At this point we did two things. One was to get out the whiteboard sheets and start brainstorming characters and plot. The other was to look back at other, older tales involving swans and shapeshifting. There are several swan maiden and swan knight stories (for example, the German legend of Swanhilde) where the ability to transform into a swan is a gift, not a curse. This gave us the idea of a society built upon the ability of its rulers to shapeshift into swans and other birds, and lead to Aderyn’s initial dilemma: if everyone else can turn into a swan and you can’t, what’s that going to mean for your status and (more importantly) your life expectancy? We also looked at The Children of Lir, an Irish legend, and The Six Swans, one of the Grimms’ Fairy Tales. Both of these stories have an evil stepmother (very much a typical fairy tale character!) who curses her husband’s children into their swan shapes. The Six Swans also has a sister who saves her brothers, not a million miles away from our Aderyn, who has to figure out a way to save her own adopted family from various unpleasant fates…
Swan Lake and its associated stories were our initial inspiration for A Throne of Swans. But we also drew on other, unrelated sources. Hamlet, seeking revenge on the uncle who murdered his father, and Electra, driven by fate to avenge the death of her father, are both definitely in there. So is history. In real life it was Edward III’s many, many children, all with some claim to rule, that ended up plunging the country into the Wars of the Roses. Our version of Edward III is Cygnus I; his descendants rule Solanum’s dominions, but they all have an eye on the throne. There’s even a little bit of The Lord of the Rings: just like the Stewards of Gondor, Cygnus was originally the Steward to the previous ruling family.
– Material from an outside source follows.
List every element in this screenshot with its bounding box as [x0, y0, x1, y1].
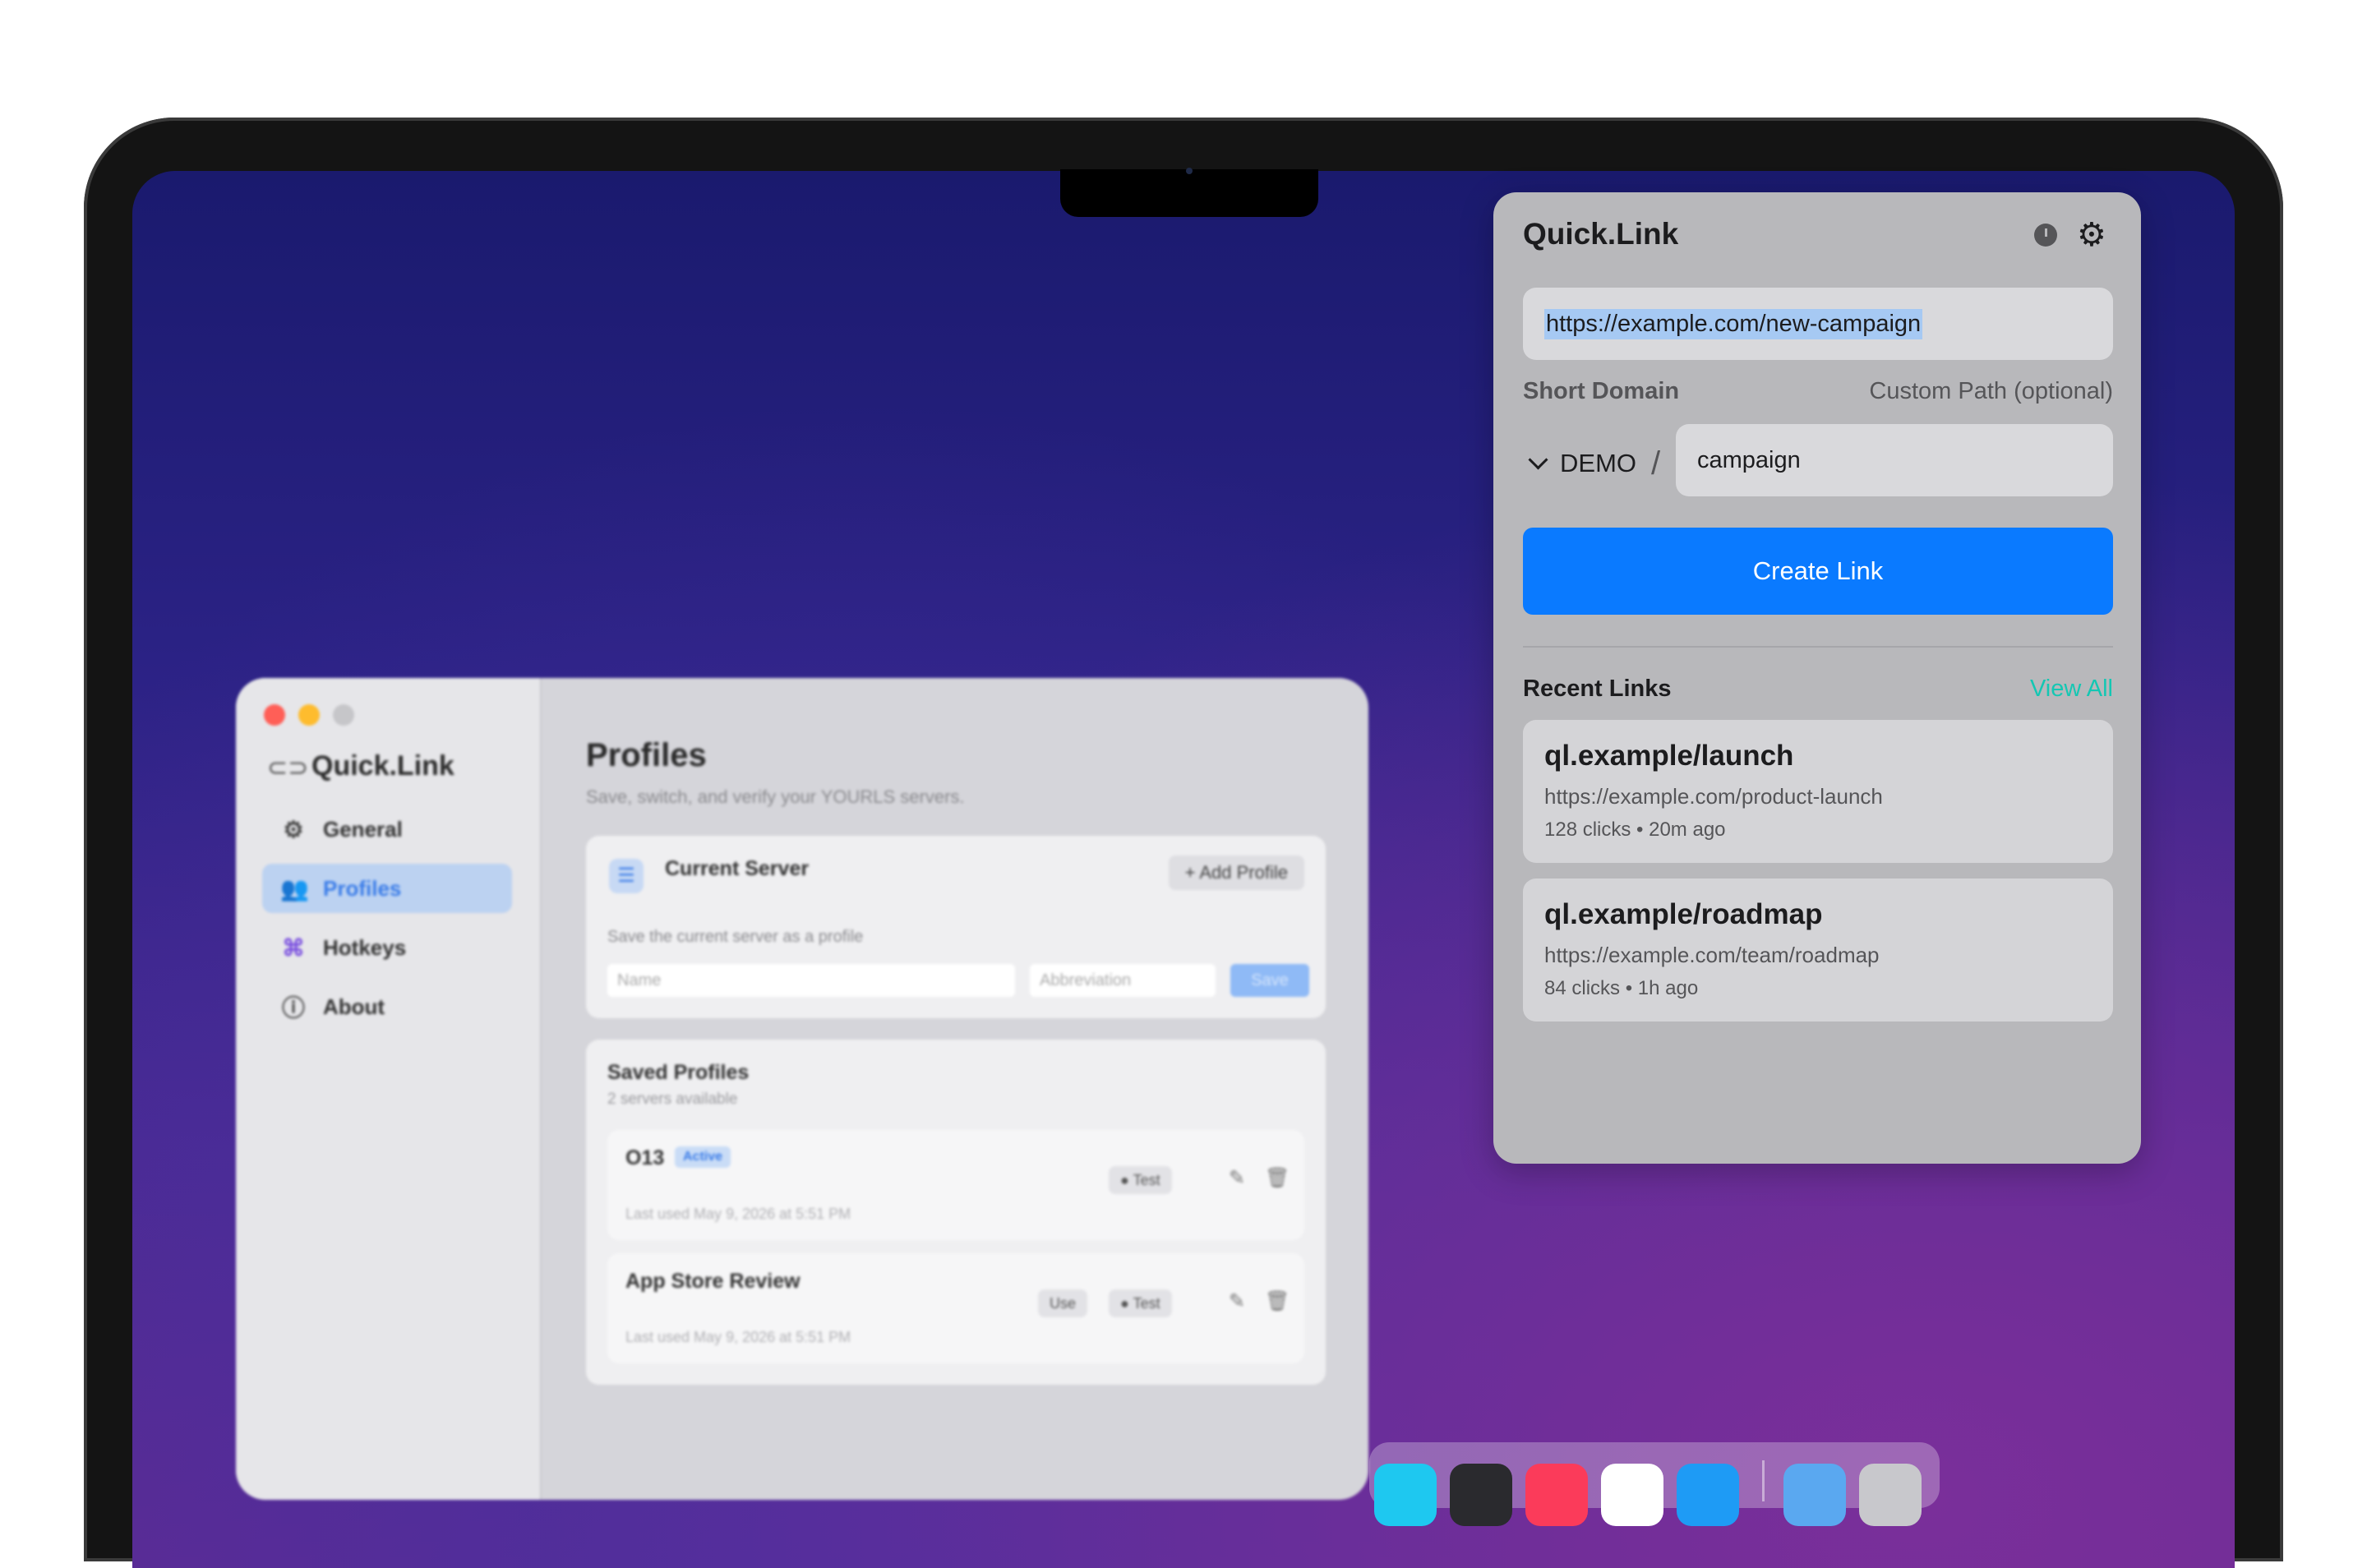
camera-dot — [1186, 168, 1193, 174]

To unpick all the influences on A Throne of Swans, we’d probably have to go back through every poem, novel and history book we’ve ever read; there’s a reason why the first advice given to someone who wants to write, is to read. But for us, the key starting point to writing an adaptation is to find something you love (whether that’s a story, a piece of music or a painting) and let your mind wander. There may only be seven types of story, but there are an infinite number of variations on each theme. Give it time, and you’ll find something that’s uniquely yours.
Katharine & Elizabeth Corr
About the Book
In a world where the flightless are ruled by those who can fly . . .
When her father dies just before her birthday, seventeen-year-old Aderyn inherits the role of Protector of Atratys, a dominion in a kingdom where nobles are able to transform at will into the bird that represents their family bloodline. Aderyn’s ancestral bird is a swan. But she has not transformed for years, not since witnessing the death of her mother – ripped apart by hawks that have supposedly been extinct since the long-ago War of the Raptors.
With the benevolent shelter of her mother and her father now lost, Aderyn is at the mercy of her brutal uncle, the King, and his royal court. Driven by revenge and love, she must venture into the malevolent heart of the Citadel in order to seek the truth about the attack that so nearly destroyed her, to fight for the only home she has ever known and for the land she has vowed to protect.
Written in rich detail and evocative language, this is the start of an irresistible, soaring duology about courage, broken loyalties and fighting for your place in the world.
About the Authors
Katharine and Elizabeth Corr are sisters originally from Essex, now living in Surrey. When they both decided to write novels – on account of fictional people being much easier to deal with than real ones – it was obvious they should do it together. They can sometimes be found in one of their local coffee shops, arguing over which character to kill off next. Katharine and Elizabeth are also authors of the spell-binding trilogy The Witch’s Kiss.